Even if only fairly stable people learn the secrets of time travel (which seems unlikely, what with Mad Scientists and the like), you've still got lookey-loos and gawkers, well-intentioned folks with a time machine and a hankering to get a photo of themselves shaking your hand. These folks might show up years before you even do whatever remarkable thing that makes you famous, so they can say "I knew him before he hit it big". Invariably, they'll share a number of insipid "insights" or unneeded encouragement, in hopes of being the one who was your "inspiration". As if you'd have never think to have Hamlet ask "to be or not to be" without their bloody help. It's not like they wrote it, either, they just quoted you your own line, so what are they so damn proud of?

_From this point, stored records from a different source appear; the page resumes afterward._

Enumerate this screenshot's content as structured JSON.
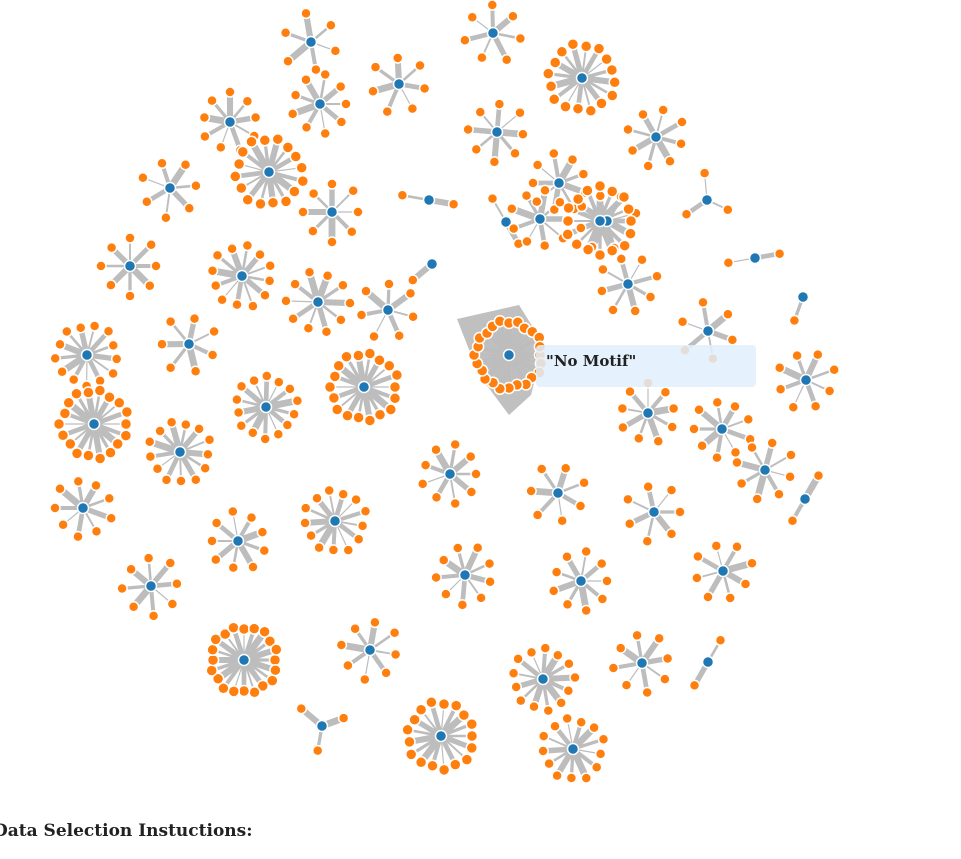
{
  "tooltip": {
    "text": "\"No Motif\""
  },
  "instructions": {
    "heading": "Data Selection Instuctions:"
  },
  "colors": {
    "hub": "#1f77b4",
    "leaf": "#ff7f0e",
    "link": "#bdbdbd",
    "highlight": "#8c8c8c",
    "tooltip_bg": "#e0eefc"
  },
  "graph": {
    "type": "force-directed network",
    "node_kinds": [
      "hub",
      "leaf"
    ],
    "cluster_leaf_counts": [
      6,
      7,
      7,
      16,
      9,
      8,
      9,
      8,
      7,
      8,
      2,
      16,
      9,
      3,
      8,
      2,
      8,
      12,
      9,
      1,
      2,
      8,
      7,
      10,
      6,
      7,
      13,
      18,
      13,
      14,
      1,
      8,
      9,
      9,
      18,
      9,
      8,
      9,
      7,
      7,
      13,
      9,
      9,
      2,
      2,
      9,
      8,
      8,
      20,
      8,
      3,
      8,
      13,
      17,
      13,
      9,
      16,
      10,
      3,
      1,
      6,
      9,
      14,
      3,
      2,
      1,
      16
    ],
    "highlighted_cluster_leaf_count": 24
  }
}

Talk about your slings and arrows of outrageous fortuneā€¦

Sources

Bibliography
1. RPG: Continuum. Within the setting there's a fraternity of time-traveling understudies, professional Temporal Targets. When a famous person buys it before completing their destiny, these Thespians play the part and keep all their dates with history.
2. Campaign: The Short Bus Spanners. Campaign log to a Continuum Campaign that I ran. I used variations on this depiction to drape a haze of moral ambiguity over the first half of the campaign.

Game and Story Use

  • The classic / straight take on this is to make some villain want to alter history by killing some important famous figure. That's far from the only option, however.
  • To take Time Travel in a dark direction, make the PCs a Temporal Target. Someone from the future is out to get them, and they don't have a clue why. The safest response would be to retreat from public life, become a hermit, and be very paranoid.
  • If you like Moral Ambiguity in your game, make a Temporal Target of one of history's villains. Will the players act against a time-traveling cannibalistic serial killer who only eats really bad people? Should they?
  • If the players set their sights on someone, it's probably Adolf Hitler. See Hitlers Time Travel Exemption Act and Godwins Law of Time Travel for the typical results.